On the basis of the Act and Powdrill, one could argue that a CGA does create a security, and therefore an administrator will need a court order to dispose of goods subject to the CGA.  

But even if a CGA is capable of creating a security, an administrator could nevertheless refer to Re Modern Jet Support Centre Ltd to argue that distraining a debtor’s goods without seizing them is a failure to execute a CGA, and although Jet deals with a walking possession agreement over goods of a company in liquidation as opposed to a CGA over goods of a company in administration, a court may be persuaded that an administrator need have no regard to a CGA.  

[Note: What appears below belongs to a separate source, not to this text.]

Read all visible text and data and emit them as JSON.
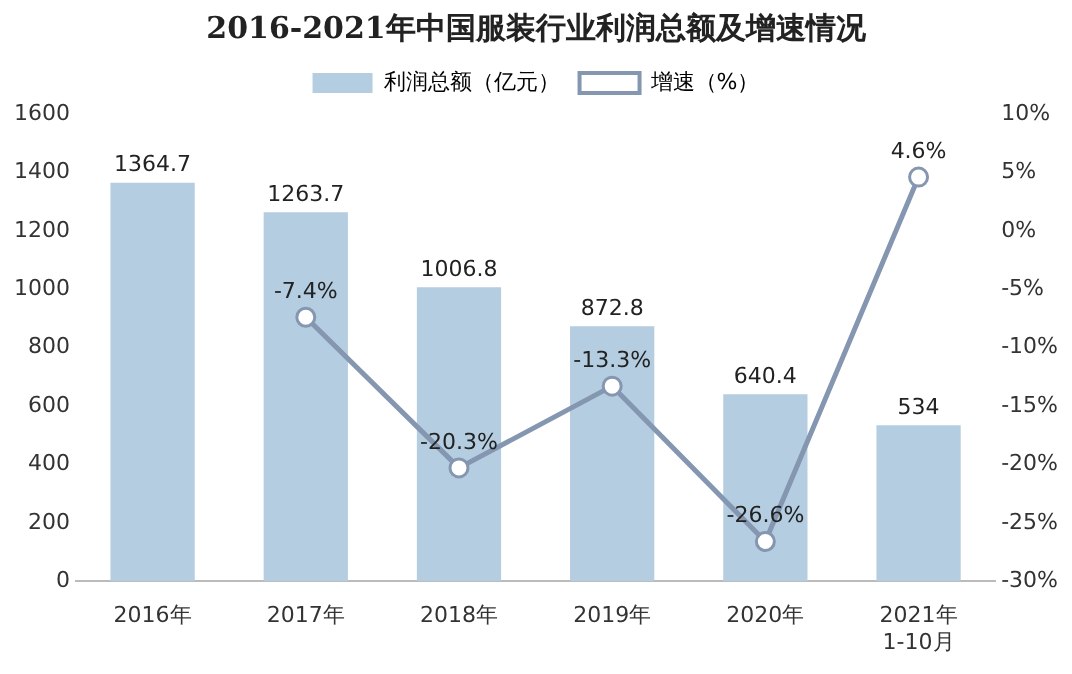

In any event, even if the administrator is not entitled to dispose of the goods listed in a CGA, it is also the case that the beneficiary of the CGA can no longer execute its CGA without either the administrator’s consent or a court order, pursuant to moratorium under paragraphs 43(2) and 43(6) of Schedule B1 of the Act:

43(2) No step may be taken to enforce security over the company’s property except—

(a)with the consent of the administrator, or

(b)with the permission of the court.

43 (6)No legal process (including legal proceedings, execution, distress and diligence) may be instituted or continued against the company or property of the company except—

(a)with the consent of the administrator, or

(b)with the permission of the court.

In short, CGAs are a new instrument which remains untested as means of providing security to creditors when the debtor becomes insolvent.  The only case law evidence we have concerns the old regime of walking possession agreements, but it would appear that liquidators can almost certainly dispose of a debtor’s property without regard to a CGA.  Administrators should perhaps approach CGAs with more caution.  Nevertheless, it is clear that a creditor looking to create security over goods should not expect to rely on a CGA for security if the debtor becomes insolvent.